New York Times bestselling author Kay Hooper returns with a breathtaking new thriller of a young woman\'s homecoming-to a town of menacing whispers, bad dreams, and dangerous secrets... Another nightmare, in the woods this time. Different: She was running. Trying to escape. But the same ending. Always the same ending. Another dead girl... Emma Rayburn was born and raised in Baron Hollow, North Carolina, and it was ...more

Up until a horseback riding accident, Emma Rayburn led a perfectly normal life in the quiet North Carolina town of Baron Hollow, now she is plagued by horrific nightmares of young women being murdered. The dreams are so vivid Emma is having difficulty separating them from reality even though she can find no record of missing women in the area. Tensions mount when Emma’s estranged psychic sister, Jessie Rayburn reappears after fifteen years looking to deal with old issues that are now blocking her abilities. For unspecified reasons, the sisters have serious difficulties attempting to reconnect and both continue to suffer from varying degrees of emotional detachment.

Special Agent Noah Bishop was with Jessie at Haven, a compound of assorted psychics who work as part of the FBI Special Crimes Unit. Bishop has the gift of precognition and has followed Jessie to Baron Hollow in response to what he has seen of the future. Something sinister resides in Baron Hollow and it has singled out Emma and Jessie for some decidedly unwelcome special attention, if they can’t figure out what’s going on in a hurry, they will be the next victims.

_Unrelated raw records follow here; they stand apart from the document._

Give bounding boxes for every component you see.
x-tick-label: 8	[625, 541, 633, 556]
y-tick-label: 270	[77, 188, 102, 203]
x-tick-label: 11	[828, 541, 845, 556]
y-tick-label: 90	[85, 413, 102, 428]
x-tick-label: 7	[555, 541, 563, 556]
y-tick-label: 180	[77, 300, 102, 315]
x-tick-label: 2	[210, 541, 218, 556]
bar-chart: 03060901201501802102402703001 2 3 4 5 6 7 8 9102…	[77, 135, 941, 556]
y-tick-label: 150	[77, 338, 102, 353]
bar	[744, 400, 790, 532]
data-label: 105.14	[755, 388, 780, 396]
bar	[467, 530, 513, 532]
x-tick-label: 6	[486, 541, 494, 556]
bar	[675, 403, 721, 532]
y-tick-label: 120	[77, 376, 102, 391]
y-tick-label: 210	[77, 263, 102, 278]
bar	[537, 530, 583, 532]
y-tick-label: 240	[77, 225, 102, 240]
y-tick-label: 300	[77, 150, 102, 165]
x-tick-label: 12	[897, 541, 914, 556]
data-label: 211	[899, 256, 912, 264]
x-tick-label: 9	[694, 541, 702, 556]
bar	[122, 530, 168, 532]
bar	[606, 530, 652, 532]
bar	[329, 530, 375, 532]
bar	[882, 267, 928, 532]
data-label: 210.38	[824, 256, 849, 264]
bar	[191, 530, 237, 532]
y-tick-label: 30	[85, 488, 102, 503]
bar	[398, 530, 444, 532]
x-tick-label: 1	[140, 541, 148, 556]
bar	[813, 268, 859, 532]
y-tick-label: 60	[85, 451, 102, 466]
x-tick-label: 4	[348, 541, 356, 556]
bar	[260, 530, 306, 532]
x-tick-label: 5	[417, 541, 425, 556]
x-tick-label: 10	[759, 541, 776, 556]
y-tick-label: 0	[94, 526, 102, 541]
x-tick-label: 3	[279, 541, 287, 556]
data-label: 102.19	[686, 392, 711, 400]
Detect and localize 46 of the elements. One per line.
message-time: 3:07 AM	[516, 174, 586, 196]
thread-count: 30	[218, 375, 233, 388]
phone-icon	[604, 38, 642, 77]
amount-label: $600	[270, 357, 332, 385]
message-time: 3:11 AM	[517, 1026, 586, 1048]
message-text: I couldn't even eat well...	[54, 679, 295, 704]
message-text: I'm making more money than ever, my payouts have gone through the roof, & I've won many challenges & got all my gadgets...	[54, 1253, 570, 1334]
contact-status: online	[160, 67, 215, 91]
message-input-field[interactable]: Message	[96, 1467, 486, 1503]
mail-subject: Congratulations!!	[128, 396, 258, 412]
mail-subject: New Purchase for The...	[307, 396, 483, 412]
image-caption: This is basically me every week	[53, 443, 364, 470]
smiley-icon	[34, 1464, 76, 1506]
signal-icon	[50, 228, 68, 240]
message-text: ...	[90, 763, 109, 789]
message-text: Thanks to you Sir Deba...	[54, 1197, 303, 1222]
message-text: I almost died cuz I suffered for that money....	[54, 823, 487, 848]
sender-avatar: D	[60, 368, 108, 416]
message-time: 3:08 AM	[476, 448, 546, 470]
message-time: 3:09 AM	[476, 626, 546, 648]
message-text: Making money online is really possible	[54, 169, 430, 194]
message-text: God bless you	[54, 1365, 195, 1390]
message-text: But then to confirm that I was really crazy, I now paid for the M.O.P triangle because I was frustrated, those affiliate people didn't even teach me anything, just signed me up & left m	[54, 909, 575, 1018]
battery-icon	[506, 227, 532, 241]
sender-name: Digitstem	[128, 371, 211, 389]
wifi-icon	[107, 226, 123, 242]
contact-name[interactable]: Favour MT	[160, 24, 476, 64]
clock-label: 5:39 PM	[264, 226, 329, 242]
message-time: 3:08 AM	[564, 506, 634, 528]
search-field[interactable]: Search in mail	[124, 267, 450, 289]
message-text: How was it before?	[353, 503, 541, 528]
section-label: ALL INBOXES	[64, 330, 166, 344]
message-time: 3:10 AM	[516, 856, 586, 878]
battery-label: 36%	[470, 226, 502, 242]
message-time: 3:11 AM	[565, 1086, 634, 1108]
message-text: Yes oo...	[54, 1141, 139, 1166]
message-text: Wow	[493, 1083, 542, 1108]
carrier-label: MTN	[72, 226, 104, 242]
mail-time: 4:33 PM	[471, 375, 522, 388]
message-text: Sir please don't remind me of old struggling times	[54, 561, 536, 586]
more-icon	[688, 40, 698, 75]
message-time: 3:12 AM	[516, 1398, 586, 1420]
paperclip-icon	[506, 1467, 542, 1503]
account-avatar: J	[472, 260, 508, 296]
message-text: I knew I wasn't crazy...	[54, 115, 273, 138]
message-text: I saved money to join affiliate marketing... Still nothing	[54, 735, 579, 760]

Like most of Hooper’s work, the antagonist is easy to spot from the beginning so the book is really about how the protagonists uncover what is going on and in this case, there are several unresolved issues. The reason behind Emma and Jessie’s estrangement and emotional detachment is never fully explained. The contemporary story setting means technology abounds so it seems highly unlikely that all the murder victims could have simply vanished without a trace or even anyone noticing where they were at the time of their disappearance. The “no signal” plot device became repetitious and the characters frequently act in ways that defy rationality which takes away from what could have been a more compelling mystery. This is not one of the better installments to the Bishop series.